The film walked the line so finely between a tone of mocking and seriousness that I thought Blooded had the makings of a truly brilliant comedy spoof during its steady opening segment. Even beautiful cinematography of the stunning Highlands shrouded in mist and fog and sunshine seemed hilarious when viewed in the right jokey light at times. There were some good funny moments which utilised both the reconstruction and interview format to excellent effect. Most notably, when an American girlfriend of the group has shot her first stag, the experienced hunter takes some blood from the creature and wipes it on her face. He assures us she didn’t seem to mind this “Blooding” ritual, only for her to immediately respond in her interview “I resented that immediately”.
As the film progresses however the laughs are increasingly unintentional, as the story morphs into some sort of horror/political comment hybrid. The problem is that the hazy humour hovers over the rest of the film so that none of the “scares” are shocking. The animal rights activists, whilst extreme and clearly nutty to pull off such a stunt, just have too much of a conscience to be truly horrific foes.

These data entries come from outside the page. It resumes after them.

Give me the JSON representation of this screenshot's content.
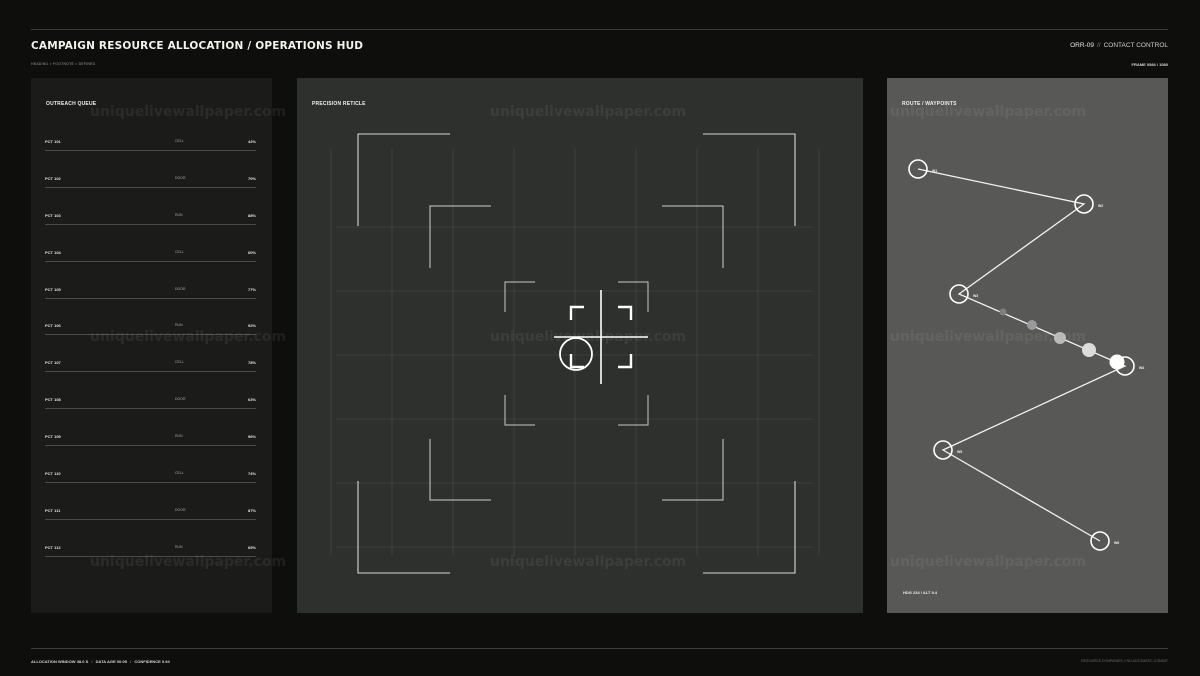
{
  "header": {
    "title": "CAMPAIGN RESOURCE ALLOCATION / OPERATIONS HUD",
    "breadcrumb": "HEADING > FOOTNOTE > DEFINED",
    "code": "ORR-09",
    "separator": "//",
    "mode": "CONTACT CONTROL",
    "frame": "FRAME 0584 / 1080"
  },
  "queue": {
    "title": "OUTREACH QUEUE",
    "rows": [
      {
        "id": "PCT 101",
        "type": "CELL",
        "pct": "42%"
      },
      {
        "id": "PCT 102",
        "type": "DOOR",
        "pct": "70%"
      },
      {
        "id": "PCT 103",
        "type": "RUN",
        "pct": "88%"
      },
      {
        "id": "PCT 104",
        "type": "CELL",
        "pct": "60%"
      },
      {
        "id": "PCT 105",
        "type": "DOOR",
        "pct": "77%"
      },
      {
        "id": "PCT 106",
        "type": "RUN",
        "pct": "92%"
      },
      {
        "id": "PCT 107",
        "type": "CELL",
        "pct": "78%"
      },
      {
        "id": "PCT 108",
        "type": "DOOR",
        "pct": "63%"
      },
      {
        "id": "PCT 109",
        "type": "RUN",
        "pct": "96%"
      },
      {
        "id": "PCT 110",
        "type": "CELL",
        "pct": "74%"
      },
      {
        "id": "PCT 111",
        "type": "DOOR",
        "pct": "87%"
      },
      {
        "id": "PCT 112",
        "type": "RUN",
        "pct": "65%"
      }
    ]
  },
  "reticle": {
    "title": "PRECISION RETICLE",
    "icon": "crosshair-icon"
  },
  "route": {
    "title": "ROUTE / WAYPOINTS",
    "waypoints": [
      "W1",
      "W2",
      "W3",
      "W4",
      "W5",
      "W6"
    ],
    "footer": "HDG 234 / ALT 9.4"
  },
  "footer": {
    "window": "ALLOCATION WINDOW 38.0 S",
    "separator": "/",
    "age": "DATA AGE 00:05",
    "confidence": "CONFIDENCE 0.94",
    "right": "RESOURCE COMPANIES // NO AUTOMATIC COMMIT"
  },
  "watermark": "uniquelivewallpaper.com",
  "colors": {
    "background": "#0e0f0d",
    "queue_panel": "#1b1c1a",
    "reticle_panel": "#2e302d",
    "route_panel": "#585957",
    "line": "#f0f0f0"
  }
}
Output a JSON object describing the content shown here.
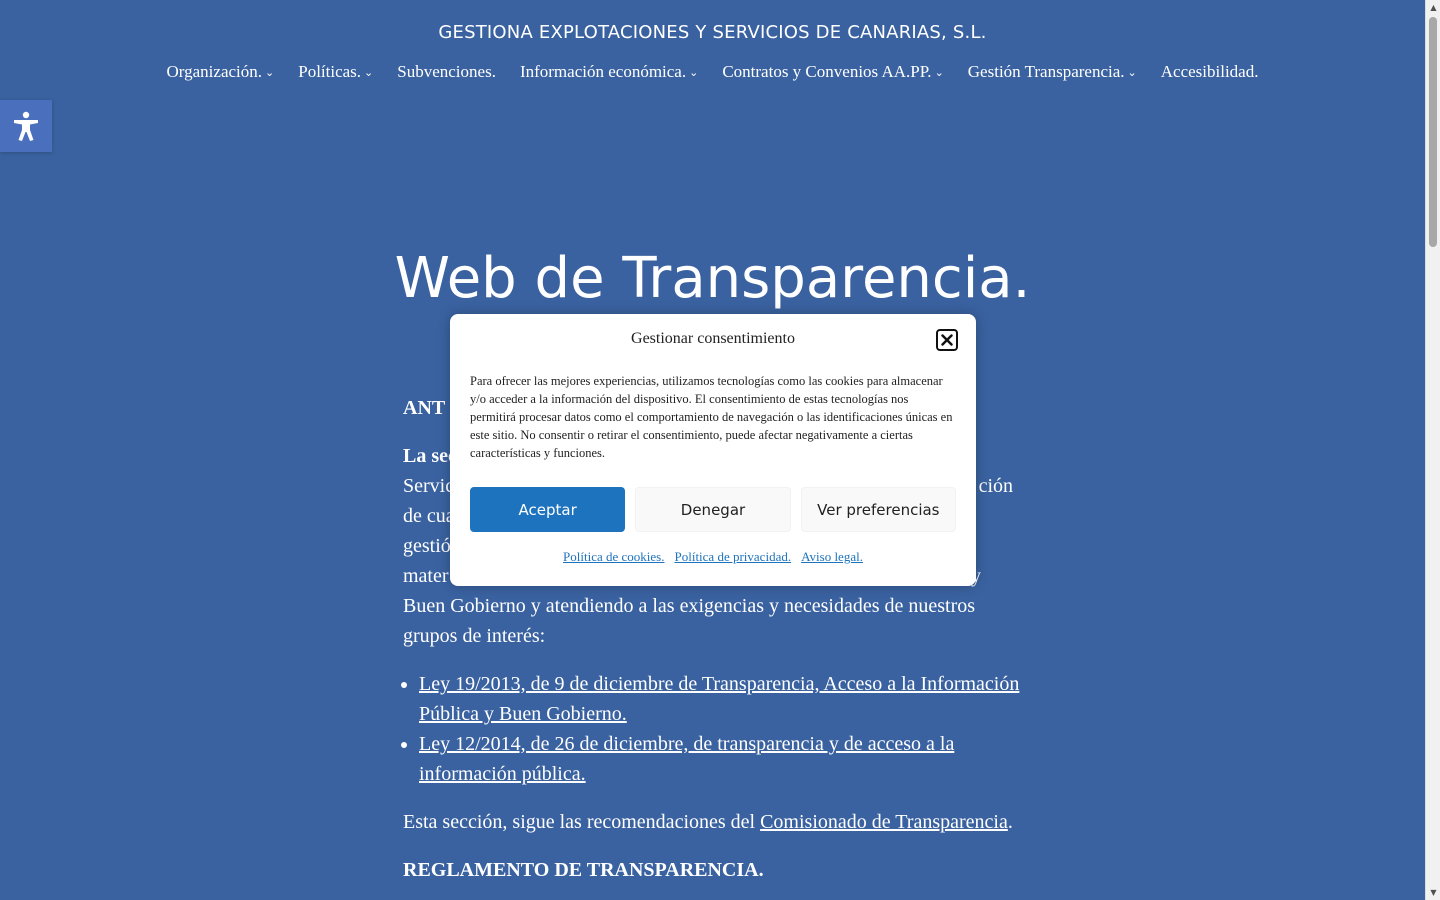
{
  "site": {
    "title": "GESTIONA EXPLOTACIONES Y SERVICIOS DE CANARIAS, S.L."
  },
  "nav": [
    {
      "label": "Organización.",
      "has_submenu": true
    },
    {
      "label": "Políticas.",
      "has_submenu": true
    },
    {
      "label": "Subvenciones.",
      "has_submenu": false
    },
    {
      "label": "Información económica.",
      "has_submenu": true
    },
    {
      "label": "Contratos y Convenios AA.PP.",
      "has_submenu": true
    },
    {
      "label": "Gestión Transparencia.",
      "has_submenu": true
    },
    {
      "label": "Accesibilidad.",
      "has_submenu": false
    }
  ],
  "icons": {
    "accessibility": "accessibility-icon",
    "close": "close-icon",
    "chevron": "chevron-down-icon"
  },
  "hero": {
    "title": "Web de Transparencia."
  },
  "content": {
    "heading_partial": "ANT",
    "para1_visible_start": "La sec",
    "para1_line2_start": "Servic",
    "para1_line2_end": "ción",
    "para1_line3_start": "de cua",
    "para1_line4_start": "gestió",
    "para1_line5_start": "mater",
    "para1_line5_end": "y",
    "para1_line6": "Buen Gobierno y atendiendo a las exigencias y necesidades de nuestros",
    "para1_line7": "grupos de interés:",
    "law_links": [
      "Ley 19/2013, de 9 de diciembre de Transparencia, Acceso a la Información Pública y Buen Gobierno.",
      "Ley 12/2014, de 26 de diciembre, de transparencia y de acceso a la información pública."
    ],
    "recommend_text": "Esta sección, sigue las recomendaciones del ",
    "recommend_link": "Comisionado de Transparencia",
    "recommend_end": ".",
    "section_heading": "REGLAMENTO DE TRANSPARENCIA."
  },
  "modal": {
    "title": "Gestionar consentimiento",
    "body": "Para ofrecer las mejores experiencias, utilizamos tecnologías como las cookies para almacenar y/o acceder a la información del dispositivo. El consentimiento de estas tecnologías nos permitirá procesar datos como el comportamiento de navegación o las identificaciones únicas en este sitio. No consentir o retirar el consentimiento, puede afectar negativamente a ciertas características y funciones.",
    "accept_label": "Aceptar",
    "deny_label": "Denegar",
    "prefs_label": "Ver preferencias",
    "links": [
      "Política de cookies.",
      "Política de privacidad.",
      "Aviso legal."
    ]
  },
  "colors": {
    "background": "#3a62a0",
    "accent": "#1e73be",
    "a11y_button": "#4a6fbd"
  }
}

Far too much emphasis is placed on the political issue. After watching Blooded, I delved through production notes from the filmmakers about their intentions and witnessed the “is it real?” marketing campaign online drumming up substantial interest. The filmmakers insist Blooded has no political agenda. It’s a thriller in documentary form and is not intended as a mockumentary. Blooded is meant simply as a thought provoking thriller, shot in a distinctive way, with some vague allusions to modern extremism.
Unfortunately for the filmmakers and director Ed Boase, Blooded fails as a thriller. I think it could have worked as very clever and subtle humour, had there been some more obvious signposts. Blooded ends up being controversial for the sake of it. It’s not enough to be simply thought provoking, especially when the entertainment is feeble and vague. The filmmakers must at least have an idea as to what sort of thoughts they want their audience to be thinking.
Watching Blooded with a friend of mine, neither of us could make sense of it. He said that the ending was “weak” as the film petered out and I agreed with him. As with so many films, Blooded tries to be several things at once, with the result that it does none of them well. My instinct on the one hand is to applaud Blooded for trying something different, but a much stronger voice of reason on the other is saying that the filmmakers needed to think harder about what it was they were trying to do.